Jeffrey Garten, cover story author (“Probing the Mind and Life of the CEO”) in D&B’s Winter 2001 issue, has stepped down as dean of the Yale School of Management, http://mba.yale.edu. He served as dean since 1995. "He leaves as his legacy a vigorous SOM community, a strong and productive faculty, and an engaged and supportive alumni body," Yale President Richard C.Levin said of Garten. "It is to Jeff's leadership that the school owes its expanded and strengthened faculty in finance, accounting, marketing, and strategy." Following a year's sabbatical, Garten will return to SOM as the Juan Trippe Professor in the Practice of International Trade, Finance, and Business.


Governance Fellowships Being Granted

Sam Pettway, a past D&B author who is the founding director of BoardWalk Consulting LLC, a firm that specializes in recruiting board members and senior executives in the not-for-profit sector (http://www.boardwalkconsulting.com), is inviting applications for the BoardWalk Governance Fellowships at Harvard Business School. The firm’s intention with the sponsored fellowships is to support capacity building in nonprofit board governance by promoting attendance at a three day course offered each November by HBS. “Last year's attendees were so enthusiastic that we are pleased to expand the program to four such fellowships this year,” says Pettway. Nominees must be senior board members of IRS-recognized nonprofits, and they must have the endorsement of the nonprofits they serve. Initial indications of interest are due by mid-August, and the fellowships themselves will be announced in late September. Harvard's program runs from November 9-12, 2005.  Get fuller details on the BoardWalk Governance Fellowships here.
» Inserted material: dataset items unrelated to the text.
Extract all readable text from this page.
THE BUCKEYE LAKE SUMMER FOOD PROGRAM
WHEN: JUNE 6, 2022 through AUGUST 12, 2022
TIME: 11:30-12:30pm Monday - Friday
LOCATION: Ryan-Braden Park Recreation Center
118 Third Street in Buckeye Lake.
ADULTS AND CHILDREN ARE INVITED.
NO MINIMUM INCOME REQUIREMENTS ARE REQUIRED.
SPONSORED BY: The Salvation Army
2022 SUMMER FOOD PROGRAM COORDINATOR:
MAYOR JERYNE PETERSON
Governance Resource in Japan

Interested in corporate governance developments in Japan? Raita Sakai, a longtime colleague of Directors & Boards in Japan, has added an English section to his company’s Web site that offers governance information,
http://www.midcgroup.com/english/index.html. His company, MIDC Group, provides one of the largest corporate action databases in Japan.

Publisher Joins Board


Directors & Boards Chairman and Publisher Robert Rock has been elected to the board of the World Affairs Council of Philadelphia, http://www.wacphila.org. Established in 1949, the private, nonprofit, nonpartisan organization is dedicated to creating a more informed citizenry on matters of national and international significance. Its motto: “In a democracy, agreement is not essential; participation is.”